Художник взглянул на него как-то обречённо, как на человека, который в одну секунду, прямо сейчас, сошёл с ума. Но отвечать не стал. Полковник, конечно сообразивший, что сказал нечто, не должное произноситься вслух, снова перешёл на отеческий тон.
— Я тут бумаги твои полистал… Не похож ты на моих основных подопечных. Несчастье, опять же, с тобой приключилось. Кстати, на медицинское обслуживание жалоб нет?
— У меня вообще ни на что жалоб нет. — ответил Дрон и снова уселся на пол.
И тут произошло неожиданное. Начальник снял фуражку, поддёрнул брюки и опустился на пол напротив художника. Всё это он проделал настолько естественно, что Дрон почувствовал себя сопляком, радом с человеком, который понимает больше, чем говорит и ещё больше, чем написано на его лице. Между ними оказалась пачка лёгкого «Мальборо» и зажигалка.
— Вы прям-таки буддист! — ошеломлённо проговорил Дрон.
— Буддист не буддист, врачи не помогут — будешь сидеть. — сигарета не прикуривалась, пламя только разворотило табак. Полковник отложил её и достал следующую. — Тебя девица какая-то разыскивает. На приёме у меня вчера была. Говорит, что ты художник. Свидания требовала. Мариной зовут. Знаешь такую?
Никто и никогда ещё не разыскивал художника, не пытался его спасти, изменяя ход его судьбы и, возможно, своей собственной. Он не принимал чужого участия там, где не мог ответить взаимностью. И даже сейчас душа его свистела, как оборванная струна и не чувствовала ничего.

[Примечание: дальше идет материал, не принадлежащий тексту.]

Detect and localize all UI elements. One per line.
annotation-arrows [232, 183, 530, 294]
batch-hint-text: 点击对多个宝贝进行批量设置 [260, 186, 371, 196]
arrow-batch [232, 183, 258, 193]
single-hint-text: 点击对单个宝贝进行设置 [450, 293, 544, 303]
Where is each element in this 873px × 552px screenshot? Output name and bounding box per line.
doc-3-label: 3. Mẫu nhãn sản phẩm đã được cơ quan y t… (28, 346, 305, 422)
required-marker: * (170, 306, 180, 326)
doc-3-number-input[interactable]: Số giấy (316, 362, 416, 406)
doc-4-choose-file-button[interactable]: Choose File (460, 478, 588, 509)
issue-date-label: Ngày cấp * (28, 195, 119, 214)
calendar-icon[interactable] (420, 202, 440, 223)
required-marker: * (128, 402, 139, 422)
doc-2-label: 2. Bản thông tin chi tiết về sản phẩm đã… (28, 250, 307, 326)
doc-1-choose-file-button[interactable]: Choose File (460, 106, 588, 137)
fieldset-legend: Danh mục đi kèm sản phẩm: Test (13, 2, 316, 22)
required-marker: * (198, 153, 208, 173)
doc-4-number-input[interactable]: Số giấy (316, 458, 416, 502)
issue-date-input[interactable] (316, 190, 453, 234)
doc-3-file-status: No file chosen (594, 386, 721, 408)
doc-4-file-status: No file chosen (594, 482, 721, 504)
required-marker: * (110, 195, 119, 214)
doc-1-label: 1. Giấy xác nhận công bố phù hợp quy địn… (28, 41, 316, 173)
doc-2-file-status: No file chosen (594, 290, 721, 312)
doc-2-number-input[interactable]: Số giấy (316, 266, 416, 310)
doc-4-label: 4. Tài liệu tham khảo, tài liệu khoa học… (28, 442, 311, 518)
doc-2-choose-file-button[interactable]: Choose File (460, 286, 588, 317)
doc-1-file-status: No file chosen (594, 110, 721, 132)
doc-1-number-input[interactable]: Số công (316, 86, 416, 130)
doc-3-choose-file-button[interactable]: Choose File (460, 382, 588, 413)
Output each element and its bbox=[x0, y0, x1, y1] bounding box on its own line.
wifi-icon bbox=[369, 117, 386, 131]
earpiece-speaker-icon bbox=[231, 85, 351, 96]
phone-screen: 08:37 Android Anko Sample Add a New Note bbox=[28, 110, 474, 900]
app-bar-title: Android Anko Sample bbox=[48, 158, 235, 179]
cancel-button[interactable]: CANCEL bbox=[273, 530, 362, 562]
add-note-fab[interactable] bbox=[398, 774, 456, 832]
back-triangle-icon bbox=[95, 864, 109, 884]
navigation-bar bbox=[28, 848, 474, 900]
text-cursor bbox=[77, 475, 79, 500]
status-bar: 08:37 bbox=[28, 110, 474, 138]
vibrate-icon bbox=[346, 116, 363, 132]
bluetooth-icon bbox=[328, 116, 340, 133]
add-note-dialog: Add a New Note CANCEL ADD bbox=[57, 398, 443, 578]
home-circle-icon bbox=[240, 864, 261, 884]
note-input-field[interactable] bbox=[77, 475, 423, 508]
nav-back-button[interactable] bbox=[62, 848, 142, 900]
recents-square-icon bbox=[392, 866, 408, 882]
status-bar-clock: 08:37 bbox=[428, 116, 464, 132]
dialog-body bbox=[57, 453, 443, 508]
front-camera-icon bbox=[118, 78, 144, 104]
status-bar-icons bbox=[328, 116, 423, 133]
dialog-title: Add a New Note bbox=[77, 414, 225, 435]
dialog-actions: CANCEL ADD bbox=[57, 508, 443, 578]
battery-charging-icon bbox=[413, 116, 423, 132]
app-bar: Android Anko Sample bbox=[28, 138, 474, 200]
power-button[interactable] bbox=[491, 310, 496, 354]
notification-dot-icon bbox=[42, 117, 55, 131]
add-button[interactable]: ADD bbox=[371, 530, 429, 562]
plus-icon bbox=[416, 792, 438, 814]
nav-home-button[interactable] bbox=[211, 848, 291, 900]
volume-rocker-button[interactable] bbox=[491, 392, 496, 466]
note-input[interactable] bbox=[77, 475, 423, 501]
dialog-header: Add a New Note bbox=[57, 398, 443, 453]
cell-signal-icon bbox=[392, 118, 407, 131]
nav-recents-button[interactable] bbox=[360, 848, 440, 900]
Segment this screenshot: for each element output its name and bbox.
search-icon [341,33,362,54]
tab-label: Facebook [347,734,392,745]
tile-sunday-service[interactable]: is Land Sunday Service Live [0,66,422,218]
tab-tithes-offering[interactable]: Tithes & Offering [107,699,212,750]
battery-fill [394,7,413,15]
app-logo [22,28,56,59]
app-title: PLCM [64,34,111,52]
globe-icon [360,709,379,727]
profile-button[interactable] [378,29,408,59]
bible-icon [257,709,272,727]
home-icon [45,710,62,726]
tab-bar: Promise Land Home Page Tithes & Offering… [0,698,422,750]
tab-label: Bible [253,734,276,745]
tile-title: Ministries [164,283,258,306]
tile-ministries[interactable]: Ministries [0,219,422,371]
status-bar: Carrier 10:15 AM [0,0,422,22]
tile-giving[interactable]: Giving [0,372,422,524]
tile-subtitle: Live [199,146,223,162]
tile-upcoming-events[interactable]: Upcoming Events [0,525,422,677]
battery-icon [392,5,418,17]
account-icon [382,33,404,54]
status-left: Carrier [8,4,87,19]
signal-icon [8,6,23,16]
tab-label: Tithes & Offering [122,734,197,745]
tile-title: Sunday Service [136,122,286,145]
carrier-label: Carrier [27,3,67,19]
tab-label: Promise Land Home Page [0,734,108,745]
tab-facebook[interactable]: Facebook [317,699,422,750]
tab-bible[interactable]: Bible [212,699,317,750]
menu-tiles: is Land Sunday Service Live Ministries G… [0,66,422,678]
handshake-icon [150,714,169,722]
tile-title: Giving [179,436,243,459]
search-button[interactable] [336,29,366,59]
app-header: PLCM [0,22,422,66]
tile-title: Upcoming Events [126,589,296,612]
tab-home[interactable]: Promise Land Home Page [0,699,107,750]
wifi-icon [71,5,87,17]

И вместо того, чтобы дать казалось бы важный ответ, он задал казалось бы никому неинтересный вопрос.
— Вот вы, гражданин полковник, такой участливый с виду человек… Но разговаривая с вами, глядя на вас, я не могу отделаться от мысли, что в то же самое время, с вашего явного или не явного одобрения, в вашем ведомстве процветают все эти Марадоны, что заезжие опера пытают мужиков в кабинетах… И я не могу понять, эта двойственность, всеобщий закон мироздания или просто черта вашего характера?
— Дурак ты. — спокойно отреагировал полковник. — Одним идиотом больше, одним меньше… Каждые сутки они увеличиваются на миллион.
Услышав это, Дрон расхохотался. А единственный глаз его живо сверкнул и тут же погас.
— Об этом что, в прессе пишут?
— Почему в прессе? — не понял полковник.
— Да мне не так давно один своеобразный человек проповедовал то же самое, теми же словами. Вот я и подумал, может из того же источника философия сочится.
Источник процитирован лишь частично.